Hot Reading to Help You
Have a Cool Summer While Preparing for Fall
Revisiting our CAE Teaching Excellence Workshops
Brissenden, University of Arizona; Prather, University of Arizona; & Slater, University of Wyoming
In our Teaching Excellence Workshops, we mention many articles and books worth reading—or, as we like to tell our students, articles and books "worth knowing"—related to teaching and learning astronomy. We published our first Summer Reading List in 2005. We're keeping our original recommendations on this summer's list, but we've added a few more. So, in the spirit of summer, kick off your shoes, put up your feet, have a cool glass of lemonade, and prepare for Fall with our 2006 Recommended Summer Reading List.
The List: 2006
A Review of Astronomy Education Research (Bailey & Slater., 2003): Before Bailey & Slater, if we wanted to know what previous astronomy education research had been conducted, we would have been searching through dozens of journals. Now we can turn to just this one article for a very nice summary—with more than 100 references!
How People Learn: Brain, Mind, Experience, & School (Bransford et al., 1999): Based on research in science education, cognitive science, psychology, and more, what is it we know about the nature of the learning process of humans (students)? This easy-to-read, and understand, book is a must have. Themes discussed include: memory and the structure of knowledge; and analysis of problem solving.
The Role of Assessment in the Development of the College Introductory Astronomy Course: A "How-To" Guide for Instructors. (Brissenden al., 2002): Most of us have heard of assessment, and many of us are even interested in it. But is there more to it than just assigning homework and giving exams? How can we use assessment to let our students know what we think is important before it's too late? How can we use assessment to inform our own instruction? What types of assessments are there? Learn the answers to these questions and more.
Interactive-Engagement vs. Traditional Methods: A Six-Thousand-Student Survey of Mechanics Test Data for Introductory Physics Courses (Hake, 1998): No matter how good our lectures may be, if we continue to teach in a lecture-centered, instructor-focused manner, there is only so much our students can learn. To achieve the highest learning gains, we need to adopt learner-centered teaching strategies.
What We Teach & What Is Learned—Closing the Gap (McDermott, 1991): Is our curriculum getting in our way? Does it help students learn? Does it help us teach? McDermott's Millikan Award lecture discusses the differences between what we are using to teach and what our students need in order to learn.
Research on a Lecture-Tutorial Approach to Teaching Introductory Astronomy for Non–Science Majors (Prather et al., 2004): Learn more about Lecture-Tutorials, how they were developed, and how we know they work.
Implications of Cognitive Studies for Teaching Physics (Redish, 1994): A physicist's view of what we know from cognitive science about student learning with an emphasis on the necessity to treat the "teaching of physics as a scientific problem".

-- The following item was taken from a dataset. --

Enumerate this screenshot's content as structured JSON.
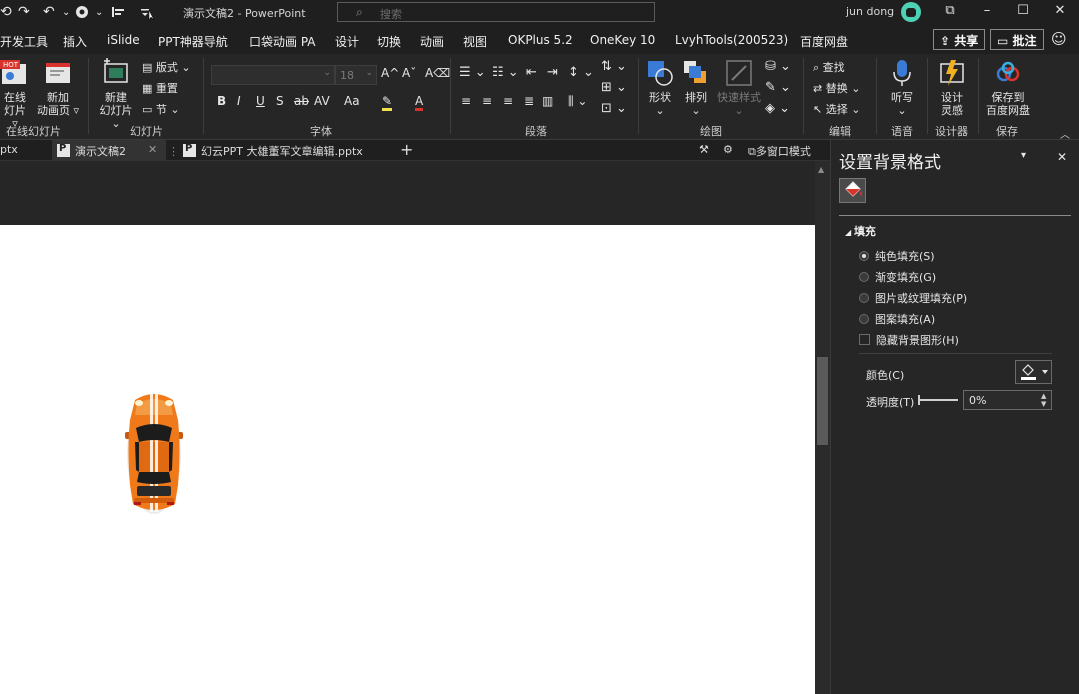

Bailey, J. M. & Slater, T. F. (2003). A review of astronomy education research . Astronomy Education Review, 2(2).
Bransford, J. D. , Brown, A. L., & Cocking, R. R. (Eds.). (1999). How people learn: Brain, mind, experience, and school. Washington, DC: National Academy Press.
Brissenden, G., Slater, T. F., & Mathieu, R. (2002). The role of assessment in the development of the college introductory astronomy course: A "how-to" guide for instructors. Astronomy Education Review 1(1).
Hake, R. R. (1998). Interactive-engagement vs. traditional methods: A six-thousand-student survey of mechanics test data for introductory physics courses. American Journal of Physics, 66(64-74).
McDermott L. C. (1990). Millikan Lecture 1990: What we teach and what is learned—Closing the gap. American Journal of Physics, 59(301-315).
Prather, E., Slater, T., Adams, J., Bailey, J. M., Jones, L. V., & Dostal, J. A. (2004). Research on a Lecture-Tutorial approach to teaching introductory astronomy for non–science majors. Astronomy Education Review, 3(2).
Redish, E. F. (1994). Implications of cognitive studies for teaching physics. American Journal of Physics, 62(796-803).